そう言いながら、猫目の顔がふと浮かんだ。


町娘に化けた顔。

物陰で短刀を抜く手。

薬種屋を見張る目。

「おぬし、目だけはよう利く」と言うた時の、わずかな笑み。


あの娘もまた、何かを守る側の顔をしていたのかもしれぬ。そう思うと、さっきまでの店先の空気と、不思議なところで繋がる気がした。


おつねが、その一瞬を見逃さなかった。

「……何だい」

「何がじゃ」

「今、また別の娘のことを思い出した顔をした」

「そんなに分かるか」

「分かるよ」

「おつね、おぬしは本当に目がよいのう」

「おぬしが分かりやすすぎるのだ」


そして、少しだけ面白くなさそうな顔になる。


それが何だか可笑しくて、わしはつい口を滑らせた。

「おお、妬いておるか」

「は?」

「いや、今の顔が」

その瞬間、おつねの手が飛んだ。


ぺし、と、ちょうどよい強さでわしの腕を叩く。


「痛い」

「痛いくらいで済んでありがたいと思いな」

「妬いてはおらぬか」

「黙れ」

「はい」

「おぬし、本当に調子に乗ると台無しだね」

「そうらしい」


だが、その叩き方に本気の怒りはなかった。


やはり、おつねは強い。強いが、それは人を切り捨てる強さではない。自分の暮らしと家と立場を守るために、ちゃんと怒り、ちゃんと叱り、ちゃんと踏ん張る強さだ。

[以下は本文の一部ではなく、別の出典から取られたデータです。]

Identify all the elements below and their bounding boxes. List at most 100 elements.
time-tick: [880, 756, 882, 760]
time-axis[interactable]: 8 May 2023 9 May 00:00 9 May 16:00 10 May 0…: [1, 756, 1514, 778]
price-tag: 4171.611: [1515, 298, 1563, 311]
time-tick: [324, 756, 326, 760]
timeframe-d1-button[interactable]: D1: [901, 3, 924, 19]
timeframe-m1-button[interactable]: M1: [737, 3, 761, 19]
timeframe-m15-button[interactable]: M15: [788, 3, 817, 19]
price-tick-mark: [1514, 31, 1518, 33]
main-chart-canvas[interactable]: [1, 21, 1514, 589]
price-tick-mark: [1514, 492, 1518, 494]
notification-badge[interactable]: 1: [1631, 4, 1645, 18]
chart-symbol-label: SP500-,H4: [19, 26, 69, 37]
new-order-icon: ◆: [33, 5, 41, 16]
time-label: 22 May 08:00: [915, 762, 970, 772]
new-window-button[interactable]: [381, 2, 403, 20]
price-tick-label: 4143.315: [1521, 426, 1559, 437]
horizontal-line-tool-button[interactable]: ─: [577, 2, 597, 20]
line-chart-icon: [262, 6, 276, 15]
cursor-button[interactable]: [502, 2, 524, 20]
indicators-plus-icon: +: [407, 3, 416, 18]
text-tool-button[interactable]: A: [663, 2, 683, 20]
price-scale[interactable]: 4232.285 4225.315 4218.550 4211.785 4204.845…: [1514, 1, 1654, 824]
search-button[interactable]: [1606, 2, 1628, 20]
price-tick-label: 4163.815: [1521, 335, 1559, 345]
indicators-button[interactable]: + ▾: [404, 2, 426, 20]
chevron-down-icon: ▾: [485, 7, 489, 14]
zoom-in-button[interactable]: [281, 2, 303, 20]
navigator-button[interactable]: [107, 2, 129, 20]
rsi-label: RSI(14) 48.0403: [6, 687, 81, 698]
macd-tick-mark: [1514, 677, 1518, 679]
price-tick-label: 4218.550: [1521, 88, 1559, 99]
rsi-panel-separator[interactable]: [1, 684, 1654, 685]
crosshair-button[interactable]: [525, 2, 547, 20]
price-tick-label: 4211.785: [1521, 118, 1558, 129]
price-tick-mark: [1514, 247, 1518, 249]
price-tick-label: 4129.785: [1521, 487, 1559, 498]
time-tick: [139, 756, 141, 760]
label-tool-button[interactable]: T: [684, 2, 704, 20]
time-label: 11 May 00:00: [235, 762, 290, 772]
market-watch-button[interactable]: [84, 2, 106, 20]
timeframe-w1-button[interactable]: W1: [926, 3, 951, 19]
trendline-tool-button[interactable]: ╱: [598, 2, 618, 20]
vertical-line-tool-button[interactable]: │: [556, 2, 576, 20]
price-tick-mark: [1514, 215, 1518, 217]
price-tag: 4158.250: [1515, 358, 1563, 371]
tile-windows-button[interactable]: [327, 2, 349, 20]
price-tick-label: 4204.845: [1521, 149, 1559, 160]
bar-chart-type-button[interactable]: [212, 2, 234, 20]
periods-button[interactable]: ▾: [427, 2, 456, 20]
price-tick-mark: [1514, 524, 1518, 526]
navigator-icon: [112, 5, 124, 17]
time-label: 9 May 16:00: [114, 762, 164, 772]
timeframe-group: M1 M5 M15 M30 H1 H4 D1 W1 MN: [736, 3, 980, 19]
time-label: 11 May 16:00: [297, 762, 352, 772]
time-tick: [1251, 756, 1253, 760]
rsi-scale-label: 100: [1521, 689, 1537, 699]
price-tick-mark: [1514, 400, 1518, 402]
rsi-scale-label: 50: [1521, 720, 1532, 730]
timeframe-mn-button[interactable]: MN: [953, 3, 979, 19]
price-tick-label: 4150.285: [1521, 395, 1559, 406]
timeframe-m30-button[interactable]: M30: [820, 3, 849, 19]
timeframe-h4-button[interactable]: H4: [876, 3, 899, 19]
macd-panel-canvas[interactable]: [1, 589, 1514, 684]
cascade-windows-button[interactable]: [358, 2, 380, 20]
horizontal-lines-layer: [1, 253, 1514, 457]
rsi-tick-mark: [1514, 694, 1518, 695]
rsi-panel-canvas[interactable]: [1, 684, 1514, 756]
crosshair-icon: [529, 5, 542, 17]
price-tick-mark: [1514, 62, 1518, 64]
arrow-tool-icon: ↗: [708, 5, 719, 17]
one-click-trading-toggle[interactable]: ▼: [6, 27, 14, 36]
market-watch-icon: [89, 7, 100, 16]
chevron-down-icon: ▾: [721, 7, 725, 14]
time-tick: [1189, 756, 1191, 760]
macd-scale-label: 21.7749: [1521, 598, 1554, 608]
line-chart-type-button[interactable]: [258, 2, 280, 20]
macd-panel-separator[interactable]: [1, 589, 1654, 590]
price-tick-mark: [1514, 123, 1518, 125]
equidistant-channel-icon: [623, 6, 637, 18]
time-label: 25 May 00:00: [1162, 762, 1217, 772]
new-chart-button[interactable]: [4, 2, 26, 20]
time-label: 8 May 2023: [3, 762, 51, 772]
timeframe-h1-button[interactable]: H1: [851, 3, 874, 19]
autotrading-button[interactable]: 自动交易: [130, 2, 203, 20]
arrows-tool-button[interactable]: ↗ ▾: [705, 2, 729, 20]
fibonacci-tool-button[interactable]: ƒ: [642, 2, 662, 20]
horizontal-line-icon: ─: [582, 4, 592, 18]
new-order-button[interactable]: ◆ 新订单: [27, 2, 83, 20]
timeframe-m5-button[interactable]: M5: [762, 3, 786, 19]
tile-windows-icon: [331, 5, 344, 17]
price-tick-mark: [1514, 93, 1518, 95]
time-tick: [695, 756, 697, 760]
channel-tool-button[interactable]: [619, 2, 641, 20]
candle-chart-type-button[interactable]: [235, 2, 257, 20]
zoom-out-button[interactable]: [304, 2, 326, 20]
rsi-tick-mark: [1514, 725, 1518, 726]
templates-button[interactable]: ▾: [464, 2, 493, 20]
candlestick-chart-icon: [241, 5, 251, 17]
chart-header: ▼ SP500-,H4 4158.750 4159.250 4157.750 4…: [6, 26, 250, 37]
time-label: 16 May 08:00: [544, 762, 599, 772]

そういう娘を前にすると、わしのような半端者は少しばかり背筋が伸びる。


「のう」

と、わしは真面目に言った。

「何だい」

「おぬしが守りたいと思うておるこの店、わしも少しは役に立つかもしれぬ」

おつねが目を丸くする。

「急にどうした」

「いや、今思うた」

「唐突すぎる」

「そうか」

「そうだよ」


だが、おつねは完全には笑わなかった。


少しだけ考え、それから言う。

「……なら、明日ひとつ荷を見ておくれ」

「ほう」

「朝のうちに、少し厄介な品が入るかもしれぬ」

「どんな」

「まだ分からぬ。だが、変な顔をした男が来る気がする」

「おつねも顔で分かるのか」

「商いの娘をなめるな」

「それは失礼した」


なるほど、頼み事である。


しかもおつねが“誰かへ頼む”のは、そう軽いことではあるまい。店のことは自分で回す娘だ。そんなおつねが、わしへ荷を見てほしいと言うのなら、それなりに警戒しておるのだろう。


「承知した」

と、わしは頷いた。

「明日、朝から来よう」

「寝坊するなよ」

「おぬしは、そういうところだけ本当に信用がないのう」

「そういうところだから信用がないんだよ」


まことにもっともである。


店先の風が、少しだけ軽くなった。


母親が奥から顔を出し、

「おつね、その干し物、裏へ回しておくれ」

と声をかける。

「はいよ」

と、おつねは返し、荷を抱え直した。


わしも手を貸そうと一歩寄る。


その時、おつねがふと足を止めて、こちらを見た。


「おぬし」

「何じゃ」

「……さっきの“守りたいものがある顔”ってのは」

「うむ」

「少しだけ、よかった」

「おお」

「だが、次に“妬いておるか”とか言うたら、もう少し強く叩く」

「承知」

「本当に分かったか」

「半分ほど」

「足りぬ」


そう言って、おつねはようやく少しだけ笑った。


それを見て、わしもようやく笑う。


守りたいものがある顔は、たいてい強い。


そしてその強さは、必ずしも刀や怒声のように見えるものではない。菜を並べる手、客を見る目、口入れ屋を追い返す声。そういうところに、しっかりと出るのだ。


城下へ来れば、飯の種も厄介も増える。


だが、こういう顔を知ることもまた、悪くない拾い物なのかもしれぬ。